Your say on your nature strip

Nature strips are areas of public land that lie between the boundary of private property and the road kerb. They soften and enhance the streetscape by providing a ‘green’ zone and buffer between pedestrian and vehicular traffic.

They also provide opportunities to enhance habitat and urban biodiversity through the planting of mixed shrubs and groundcovers, particularly when these species are indigenous. It is increasingly recognised that many small areas of mixed planting can have a valuable, cumulative effect on species biodiversity in heavily urbanised environments.
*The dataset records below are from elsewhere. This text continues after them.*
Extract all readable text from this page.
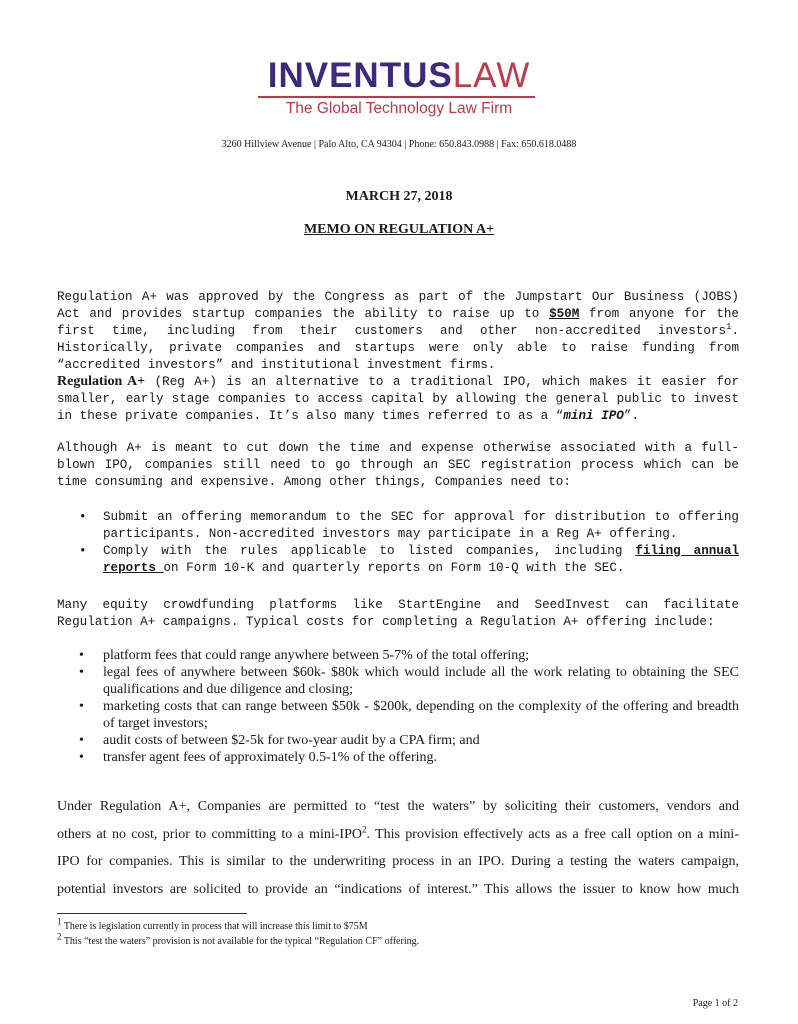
INVENTUSLAW
The Global Technology Law Firm
3260 Hillview Avenue | Palo Alto, CA 94304 | Phone: 650.843.0988 | Fax: 650.618.0488
MARCH 27, 2018
MEMO ON REGULATION A+

Regulation A+ was approved by the Congress as part of the Jumpstart Our Business (JOBS) Act and provides startup companies the ability to raise up to $50M from anyone for the first time, including from their customers and other non-accredited investors$^1$. Historically, private companies and startups were only able to raise funding from “accredited investors” and institutional investment firms.

Regulation A+ (Reg A+) is an alternative to a traditional IPO, which makes it easier for smaller, early stage companies to access capital by allowing the general public to invest in these private companies. It’s also many times referred to as a “mini IPO”.

Although A+ is meant to cut down the time and expense otherwise associated with a full-blown IPO, companies still need to go through an SEC registration process which can be time consuming and expensive. Among other things, Companies need to:

• Submit an offering memorandum to the SEC for approval for distribution to offering participants. Non-accredited investors may participate in a Reg A+ offering.
• Comply with the rules applicable to listed companies, including filing annual reports on Form 10-K and quarterly reports on Form 10-Q with the SEC.

Many equity crowdfunding platforms like StartEngine and SeedInvest can facilitate Regulation A+ campaigns. Typical costs for completing a Regulation A+ offering include:

• platform fees that could range anywhere between 5-7% of the total offering;
• legal fees of anywhere between $60k- $80k which would include all the work relating to obtaining the SEC qualifications and due diligence and closing;
• marketing costs that can range between $50k - $200k, depending on the complexity of the offering and breadth of target investors;
• audit costs of between $2-5k for two-year audit by a CPA firm; and
• transfer agent fees of approximately 0.5-1% of the offering.
Under Regulation A+, Companies are permitted to “test the waters” by soliciting their customers, vendors and
others at no cost, prior to committing to a mini-IPO$^2$. This provision effectively acts as a free call option on a mini-
IPO for companies. This is similar to the underwriting process in an IPO. During a testing the waters campaign,
potential investors are solicited to provide an “indications of interest.” This allows the issuer to know how much
$^1$ There is legislation currently in process that will increase this limit to $75M
$^2$ This “test the waters” provision is not available for the typical “Regulation CF” offering.
Page 1 of 2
Nature strip planting allows residents to:

  • improve biodiversity opportunities
  • increase the aesthetics of the neighbourhood
  • reduce the urban heat effect in their local area, and
  • participate in a healthy activity that can increase neighbourhood connections.

Our current Nature Strip Planting Guidelines were first endorsed in 2019. We want to make it easier for community members to plant in nature strips, but over the last four years, feedback from the community has suggested the guidelines are too restrictive making it hard to successfully apply for a permit.

We have now updated the Guidelines based on this feedback to maximise the opportunities for residents to landscape their nature strips, while still ensuring appropriate safety provisions are kept.

You can see a list of the proposed changes and a copy of the draft Nature Strip Planting Guidelines Update in the Document list opposite.

This survey is now closed. Your feedback will help finalise the Guidelines Update and inform Council’s decision to formally adopt them later this year.

Closing the loop

Council adopted the revised Nature Strip Planting Guidelines 2023 (Guidelines) on 8 November 2023.

The community's feedback on the draft Guidelines was considered and led to some changes in the final Guidelines.

Engagement took place over four weeks. The promotion and reach of the engagement included:

Communication Activities

Glen Eira News Have Your Say page - article directing people to the survey

All households in Glen Eira September edition

Have Your Say project engagement page live with the survey available

  • 252 surveys completed.
  • 970 visits
  • 550 document downloads

Social media post on Facebook promoting the engagement opportunity for community members to have their say.

  • Reach 1,200
  • Reactions 95
  • Comments 33
  • Shares 21
  • Link clicks 19

Sustainability News e-newsletter - 28 August

  • 4,000 subscribers

Community Engagement e-newsletter - 4 September

  • 4,422 subscribers

Email promotion to Sustainability Champions

  • 25 participants

An online community survey was the primary engagement activity with a total of 252 surveys completed.

Snapshot of key results

  • still too restrictive or not much different;
  • inability to grow certain plants like vegetables, herbs, and edible plants;
  • permit process too long;
  • restrictive clearance requirements and distances from curb and road; and
  • complex and not easy to read.
  • offer more flexibility on what can be planted, including edible crops, nature strip tree selection;
  • provide more information on design templates, plant establishment and species selection;
  • make guidelines easier to read and clarify language around grass, turf, synthetic turf and lawn;
  • make the permit process easier or remove it; and
  • don’t require the removal of plantings when a property is vacated or sold.
  • The prohibition of edible crops has been removed but the recommendation against planting them and information on soil testing has been kept.
  • The time period for undertaking planting has been increased from 3 months to 12 months, following receiving a permit.
  • The requirement to reinstate turf when a property is sold or vacated has been removed.
  • The recommended plant list has been increased and an additional statement added to clarify that the list is not exhaustive and that other species that meet height requirements can be used.
  • Minor modifications has been made to clarify language around grass, turf and lawn, and images have been updated to reflect the proposed changes.
  • The loosening of many restrictions will enable the permit process to be streamlined and permit applications to be assessed more quickly. Further to this, officers are developing a process to allow the automatic generation of permits following a series of questions to allow residents to start planting their nature strips without delays.
In addition, Councils website will be updated in the first half of 2024 to include:
  • Examples of potential nature strip designs;
  • Information regarding plant care and plant establishment;
  • Information regarding further plant recommendations; and
  • A list of local indigenous nurseries.